Taking the second one first. Under canon law, the Pope can give decision-making powers to any Synod. No Pope has ever done so and Pope Benedict is on record as being against doing so. Yet this is by far the most straight-forward way of creating at least an embryonic form of collegial episcopal decision-making in the Catholic Church. The decision making powers would be delegated by the Pope and not by the College of Bishops. Whether it would meet the test of collegiality necessary for Christian unity is not certain but it could be legitimately seen as a reconciliation of sorts between primatialism and collegial episcopal governance. It could even be road-tested quite soon.

The Pope has called both an Extraordinary and an Ordinary Synod of Bishops. The first will meet in October to discuss the challenges facing the family in the context of evangelisation. Its role is to urgently advise the Pope on the state of the question and bring forward proposals. The role of the Ordinary Synod which will meet in 2015, will be to identify and suggest to the Pope, new working guidelines for the pastoral care of the human person and the family.

Normally such Synods advise the Pope and he makes the decisions. But it would be politically masterful for Francis to make one or other or both these Synods, decision making bodies (with him of course at its head and all decisions subject to his approval). He has the power to do so and may well have the contextual impetus.
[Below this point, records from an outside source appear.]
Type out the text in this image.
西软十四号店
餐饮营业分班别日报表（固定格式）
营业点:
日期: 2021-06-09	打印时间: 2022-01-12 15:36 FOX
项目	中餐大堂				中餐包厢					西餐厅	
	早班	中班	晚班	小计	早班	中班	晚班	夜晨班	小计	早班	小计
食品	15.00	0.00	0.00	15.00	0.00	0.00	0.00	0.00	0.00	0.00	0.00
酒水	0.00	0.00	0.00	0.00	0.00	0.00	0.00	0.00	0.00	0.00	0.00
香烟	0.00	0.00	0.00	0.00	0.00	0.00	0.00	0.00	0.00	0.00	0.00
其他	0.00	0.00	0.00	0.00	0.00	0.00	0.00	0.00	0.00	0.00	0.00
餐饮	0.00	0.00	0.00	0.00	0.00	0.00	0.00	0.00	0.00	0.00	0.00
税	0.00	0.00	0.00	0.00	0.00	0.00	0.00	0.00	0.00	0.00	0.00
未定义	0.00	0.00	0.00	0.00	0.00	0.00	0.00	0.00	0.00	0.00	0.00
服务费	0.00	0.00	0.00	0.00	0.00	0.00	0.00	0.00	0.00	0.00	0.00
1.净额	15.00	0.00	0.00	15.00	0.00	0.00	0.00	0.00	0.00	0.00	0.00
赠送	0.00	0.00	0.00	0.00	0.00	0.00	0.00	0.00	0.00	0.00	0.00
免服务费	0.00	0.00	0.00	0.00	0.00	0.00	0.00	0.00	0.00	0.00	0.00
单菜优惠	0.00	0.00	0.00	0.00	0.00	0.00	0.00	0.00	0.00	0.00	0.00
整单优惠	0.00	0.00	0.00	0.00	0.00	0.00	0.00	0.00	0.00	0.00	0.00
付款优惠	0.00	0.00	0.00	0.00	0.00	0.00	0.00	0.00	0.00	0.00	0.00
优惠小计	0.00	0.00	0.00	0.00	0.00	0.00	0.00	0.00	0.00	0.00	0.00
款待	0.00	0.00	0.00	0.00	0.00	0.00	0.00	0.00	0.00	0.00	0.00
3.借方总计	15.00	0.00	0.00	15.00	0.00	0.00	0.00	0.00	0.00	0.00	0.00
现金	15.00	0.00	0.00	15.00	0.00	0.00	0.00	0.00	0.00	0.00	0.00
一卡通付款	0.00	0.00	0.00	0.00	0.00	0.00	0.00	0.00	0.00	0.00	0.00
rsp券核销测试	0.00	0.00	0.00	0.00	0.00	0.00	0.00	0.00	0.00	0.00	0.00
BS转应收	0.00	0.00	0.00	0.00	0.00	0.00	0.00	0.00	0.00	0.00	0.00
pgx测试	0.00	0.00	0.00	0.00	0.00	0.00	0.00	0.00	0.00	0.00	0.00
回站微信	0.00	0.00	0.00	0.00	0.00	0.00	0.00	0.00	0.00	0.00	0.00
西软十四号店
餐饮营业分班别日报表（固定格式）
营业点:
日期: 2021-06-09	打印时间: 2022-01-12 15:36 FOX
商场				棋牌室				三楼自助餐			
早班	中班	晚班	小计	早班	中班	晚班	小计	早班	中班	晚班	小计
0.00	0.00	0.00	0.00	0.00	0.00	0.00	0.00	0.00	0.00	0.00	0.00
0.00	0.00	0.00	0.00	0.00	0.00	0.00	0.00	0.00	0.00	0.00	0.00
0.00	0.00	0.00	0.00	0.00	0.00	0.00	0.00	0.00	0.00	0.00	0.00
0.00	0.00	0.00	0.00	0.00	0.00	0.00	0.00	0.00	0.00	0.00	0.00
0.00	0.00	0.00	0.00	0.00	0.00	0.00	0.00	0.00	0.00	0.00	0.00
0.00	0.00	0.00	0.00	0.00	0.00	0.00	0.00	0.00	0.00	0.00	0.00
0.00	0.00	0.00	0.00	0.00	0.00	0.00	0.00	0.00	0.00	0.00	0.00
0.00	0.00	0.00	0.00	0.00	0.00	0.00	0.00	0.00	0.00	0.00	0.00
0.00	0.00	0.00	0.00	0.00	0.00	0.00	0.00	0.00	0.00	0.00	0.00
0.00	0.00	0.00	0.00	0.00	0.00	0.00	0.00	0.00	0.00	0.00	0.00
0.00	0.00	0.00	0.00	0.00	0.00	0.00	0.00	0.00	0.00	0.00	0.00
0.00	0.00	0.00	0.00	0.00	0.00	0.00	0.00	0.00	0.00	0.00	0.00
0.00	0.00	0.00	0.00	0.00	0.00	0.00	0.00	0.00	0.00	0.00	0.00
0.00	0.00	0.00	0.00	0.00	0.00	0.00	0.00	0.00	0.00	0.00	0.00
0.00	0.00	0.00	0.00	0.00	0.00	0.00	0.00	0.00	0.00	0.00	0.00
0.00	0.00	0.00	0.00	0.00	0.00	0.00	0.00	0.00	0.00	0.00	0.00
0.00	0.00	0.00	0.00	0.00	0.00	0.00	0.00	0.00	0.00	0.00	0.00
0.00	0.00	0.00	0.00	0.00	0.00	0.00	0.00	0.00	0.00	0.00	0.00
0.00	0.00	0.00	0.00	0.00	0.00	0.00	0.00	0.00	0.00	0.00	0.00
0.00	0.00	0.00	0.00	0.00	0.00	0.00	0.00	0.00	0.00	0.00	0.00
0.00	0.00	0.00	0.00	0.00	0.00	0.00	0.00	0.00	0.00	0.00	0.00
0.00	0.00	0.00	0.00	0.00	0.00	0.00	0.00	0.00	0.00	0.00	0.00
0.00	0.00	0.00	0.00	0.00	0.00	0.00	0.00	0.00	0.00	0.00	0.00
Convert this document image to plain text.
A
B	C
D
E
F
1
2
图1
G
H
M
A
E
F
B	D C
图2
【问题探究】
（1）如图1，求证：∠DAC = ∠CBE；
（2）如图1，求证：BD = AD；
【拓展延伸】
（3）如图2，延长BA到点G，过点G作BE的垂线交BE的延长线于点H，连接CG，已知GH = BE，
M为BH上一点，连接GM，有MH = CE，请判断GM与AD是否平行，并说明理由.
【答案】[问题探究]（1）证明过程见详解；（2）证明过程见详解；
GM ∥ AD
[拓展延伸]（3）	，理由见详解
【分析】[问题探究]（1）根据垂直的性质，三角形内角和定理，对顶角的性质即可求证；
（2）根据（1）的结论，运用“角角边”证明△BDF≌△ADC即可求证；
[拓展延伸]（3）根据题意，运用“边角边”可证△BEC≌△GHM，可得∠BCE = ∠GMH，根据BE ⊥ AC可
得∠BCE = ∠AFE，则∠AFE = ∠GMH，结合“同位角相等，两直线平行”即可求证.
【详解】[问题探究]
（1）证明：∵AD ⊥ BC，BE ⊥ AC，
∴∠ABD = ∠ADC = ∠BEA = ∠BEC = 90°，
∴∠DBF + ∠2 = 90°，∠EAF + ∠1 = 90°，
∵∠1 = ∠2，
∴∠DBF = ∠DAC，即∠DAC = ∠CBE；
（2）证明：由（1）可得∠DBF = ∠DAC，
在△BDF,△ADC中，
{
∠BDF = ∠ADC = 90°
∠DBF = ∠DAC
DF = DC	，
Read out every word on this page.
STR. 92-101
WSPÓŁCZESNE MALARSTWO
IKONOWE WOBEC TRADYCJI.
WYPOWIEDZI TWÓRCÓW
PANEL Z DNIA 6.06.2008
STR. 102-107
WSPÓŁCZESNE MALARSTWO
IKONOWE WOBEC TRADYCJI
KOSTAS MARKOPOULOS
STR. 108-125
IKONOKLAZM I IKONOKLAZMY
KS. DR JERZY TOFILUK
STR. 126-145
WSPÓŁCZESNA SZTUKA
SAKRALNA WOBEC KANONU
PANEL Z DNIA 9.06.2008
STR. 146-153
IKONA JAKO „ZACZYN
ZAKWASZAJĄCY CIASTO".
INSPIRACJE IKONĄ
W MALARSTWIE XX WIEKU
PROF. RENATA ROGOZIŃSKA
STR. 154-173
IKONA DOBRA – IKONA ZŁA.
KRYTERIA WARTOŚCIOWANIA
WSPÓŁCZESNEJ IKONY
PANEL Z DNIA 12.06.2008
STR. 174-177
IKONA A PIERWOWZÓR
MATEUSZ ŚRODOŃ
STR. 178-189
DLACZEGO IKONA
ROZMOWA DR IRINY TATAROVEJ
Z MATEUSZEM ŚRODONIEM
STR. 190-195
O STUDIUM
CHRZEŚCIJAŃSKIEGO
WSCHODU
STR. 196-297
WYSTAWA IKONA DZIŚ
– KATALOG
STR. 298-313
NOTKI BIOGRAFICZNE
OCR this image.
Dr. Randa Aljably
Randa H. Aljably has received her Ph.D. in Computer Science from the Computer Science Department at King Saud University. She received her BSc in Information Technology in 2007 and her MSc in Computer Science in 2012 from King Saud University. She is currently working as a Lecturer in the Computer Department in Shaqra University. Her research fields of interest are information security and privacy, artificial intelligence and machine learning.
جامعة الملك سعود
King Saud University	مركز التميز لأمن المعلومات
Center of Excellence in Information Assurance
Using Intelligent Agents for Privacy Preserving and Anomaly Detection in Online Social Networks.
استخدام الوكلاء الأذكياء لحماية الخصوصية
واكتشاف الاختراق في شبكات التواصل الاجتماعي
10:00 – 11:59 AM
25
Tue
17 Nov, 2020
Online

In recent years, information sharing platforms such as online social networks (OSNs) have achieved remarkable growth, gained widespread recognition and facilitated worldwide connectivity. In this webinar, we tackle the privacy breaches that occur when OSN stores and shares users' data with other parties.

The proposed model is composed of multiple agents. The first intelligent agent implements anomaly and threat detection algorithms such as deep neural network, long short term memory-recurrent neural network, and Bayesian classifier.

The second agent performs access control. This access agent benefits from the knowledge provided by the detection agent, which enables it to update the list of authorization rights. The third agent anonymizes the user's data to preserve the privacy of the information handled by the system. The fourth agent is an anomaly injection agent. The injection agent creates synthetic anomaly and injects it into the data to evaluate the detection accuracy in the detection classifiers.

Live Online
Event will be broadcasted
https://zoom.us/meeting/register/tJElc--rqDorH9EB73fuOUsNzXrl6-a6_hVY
The preparations for the Extraordinary Synod have involved canvassing grass roots opinions on a range of controversial subjects from artificial contraception to access to the sacraments for divorced and remarried Catholics from inter-communion in mixed marriages, to cohabitation to gay marriage and much more. When the results are analysed the bishops and Pope are likely to face overwhelming evidence of a strong disconnect, certainly at least in the Western world, between the faithful’s opinions and the Church’s teaching and practice in a number of areas. If significant doctrinal or procedural changes are to follow they could be much more impactful if they came from a collegial decision of the Pope and the Synod Bishops. Given the grass roots input, filtered through the episcopal conferences, those decisions could truly be said to have evolved from a process that involved each tier of the People of God. It would be a first for the Church.